De acordo com o Ministério da Agricultura Pecuária, a inspeção do pescado destinado ao consumo humano é obrigatório a fim de garantir a segurança do alimento e, consequentemente, dos consumidores. O controle de qualidade dos peixes no estabelecimento abrangem as análises sensoriais, indicadores de frescor, controle de histamina em espécies formadoras, além do controle de biotoxinas ou toxinas perigosas ao homem. São características sensoriais a serem observadas na avaliação do frescor dos peixes, EXCETO:
- A)Ânus fechado.
Correta, porque o ânus fechado é sinal compatível com frescor e integridade do pescado.
- B)Abdôme com forma normal, firme, deixando impressão duradoura à pressão dos dedos.
Errada, porque impressão duradoura à pressão indica perda de firmeza e alteração do frescor.
- C)Vísceras íntegras, perfeitamente diferenciadas; peritônio aderente à parede da cavidade celomática.
Correta, pois vísceras íntegras e bem diferenciadas, com peritônio aderente, são achados esperados em peixe fresco.
- D)Superfície do corpo limpa, com relativo brilho metálico e reflexos multicores próprios da espécie, sem qualquer pigmentação estranha.

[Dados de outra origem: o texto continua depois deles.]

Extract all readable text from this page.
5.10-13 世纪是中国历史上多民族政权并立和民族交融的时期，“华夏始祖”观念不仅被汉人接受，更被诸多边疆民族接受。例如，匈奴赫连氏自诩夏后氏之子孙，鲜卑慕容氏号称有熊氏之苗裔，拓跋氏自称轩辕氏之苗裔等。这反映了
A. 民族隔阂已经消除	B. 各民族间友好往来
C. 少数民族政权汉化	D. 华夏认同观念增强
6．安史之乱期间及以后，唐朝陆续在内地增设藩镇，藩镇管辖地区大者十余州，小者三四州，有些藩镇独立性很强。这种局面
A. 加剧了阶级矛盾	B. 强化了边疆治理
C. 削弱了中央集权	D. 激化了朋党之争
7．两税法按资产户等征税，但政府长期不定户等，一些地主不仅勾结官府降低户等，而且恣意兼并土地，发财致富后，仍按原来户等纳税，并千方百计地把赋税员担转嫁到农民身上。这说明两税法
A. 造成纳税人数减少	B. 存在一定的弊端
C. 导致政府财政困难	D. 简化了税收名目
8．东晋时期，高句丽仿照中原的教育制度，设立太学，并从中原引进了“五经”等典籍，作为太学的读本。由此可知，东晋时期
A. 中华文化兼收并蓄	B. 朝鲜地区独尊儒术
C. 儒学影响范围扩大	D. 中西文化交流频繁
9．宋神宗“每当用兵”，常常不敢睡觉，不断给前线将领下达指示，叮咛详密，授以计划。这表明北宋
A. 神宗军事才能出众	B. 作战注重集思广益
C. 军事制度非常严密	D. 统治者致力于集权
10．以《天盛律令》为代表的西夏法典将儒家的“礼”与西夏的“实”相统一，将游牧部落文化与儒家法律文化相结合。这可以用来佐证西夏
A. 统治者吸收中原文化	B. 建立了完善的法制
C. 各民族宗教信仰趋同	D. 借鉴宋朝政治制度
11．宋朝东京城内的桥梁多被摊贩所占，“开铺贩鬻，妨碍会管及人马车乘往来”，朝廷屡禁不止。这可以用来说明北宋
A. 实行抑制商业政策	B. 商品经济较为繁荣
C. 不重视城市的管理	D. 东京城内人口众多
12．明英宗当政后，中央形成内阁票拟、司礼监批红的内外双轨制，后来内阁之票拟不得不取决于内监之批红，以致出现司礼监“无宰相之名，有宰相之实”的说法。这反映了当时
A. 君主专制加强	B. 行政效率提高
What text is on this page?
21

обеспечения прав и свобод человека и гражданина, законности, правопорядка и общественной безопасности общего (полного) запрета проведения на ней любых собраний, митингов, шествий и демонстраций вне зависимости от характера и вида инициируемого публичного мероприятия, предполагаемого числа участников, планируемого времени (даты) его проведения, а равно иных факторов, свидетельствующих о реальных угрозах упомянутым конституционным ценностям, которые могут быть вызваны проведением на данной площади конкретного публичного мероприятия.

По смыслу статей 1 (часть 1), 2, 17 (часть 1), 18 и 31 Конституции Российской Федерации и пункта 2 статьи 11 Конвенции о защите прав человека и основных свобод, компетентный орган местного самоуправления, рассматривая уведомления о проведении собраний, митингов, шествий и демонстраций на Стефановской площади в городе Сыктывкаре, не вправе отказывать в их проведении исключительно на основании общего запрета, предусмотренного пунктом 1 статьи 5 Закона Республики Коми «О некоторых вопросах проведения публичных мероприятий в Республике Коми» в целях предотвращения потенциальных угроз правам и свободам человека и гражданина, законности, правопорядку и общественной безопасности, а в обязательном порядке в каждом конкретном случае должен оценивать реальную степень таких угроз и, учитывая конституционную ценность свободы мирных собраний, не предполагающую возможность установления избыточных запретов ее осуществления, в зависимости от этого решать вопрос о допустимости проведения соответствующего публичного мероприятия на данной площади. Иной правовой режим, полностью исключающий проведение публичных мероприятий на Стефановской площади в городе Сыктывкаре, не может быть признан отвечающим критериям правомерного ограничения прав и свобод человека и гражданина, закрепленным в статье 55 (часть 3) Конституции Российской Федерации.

Correta, já que superfície limpa, brilho metálico e reflexos multicores próprios da espécie são sinais sensoriais de frescor.
Gabarito: B
Na inspeção do pescado, a avaliação do frescor começa pelo que o corpo "conta" sem precisar de laboratório: aparência da pele, olhos, brânquias, cheiro, consistência, cavidade abdominal e aspecto das vísceras. A ideia é identificar peixe realmente fresco e também evitar riscos como deterioração, histamina em espécies susceptíveis e toxinas naturais em algumas espécies. É um tema bem típico de HIPOA: primeiro o fiscal olha, cheira e pressiona, depois confirma se o produto ainda está digno de virar refeição. Pelo padrão de frescor adotado nas normas do MAPA e em manuais de inspeção, espera-se superfície limpa, brilho metálico, ausência de pigmentação estranha, abdômen com aspecto normal e firme, e vísceras íntegras e bem diferenciadas. Esses sinais indicam pescado íntegro e recém-obtido, com pouca alteração post mortem. O gabarito é a letra B porque ela traz uma característica incompatível com frescor: abdômen que deixa impressão duradoura à pressão dos dedos sugere perda de turgor e início de deterioração, ou seja, o peixe já não está em boas condições sensoriais. Em peixe fresco, a carne e o abdômen tendem a ser firmes, com recuperação da forma após a pressão. Então, na prática, se o enunciado pedir característica sensorial do frescor, desconfie de qualquer sinal de amolecimento, deformação persistente ou perda de elasticidade. O peixe fresco impressiona pelo aspecto vivo, não pelo jeito "amassado".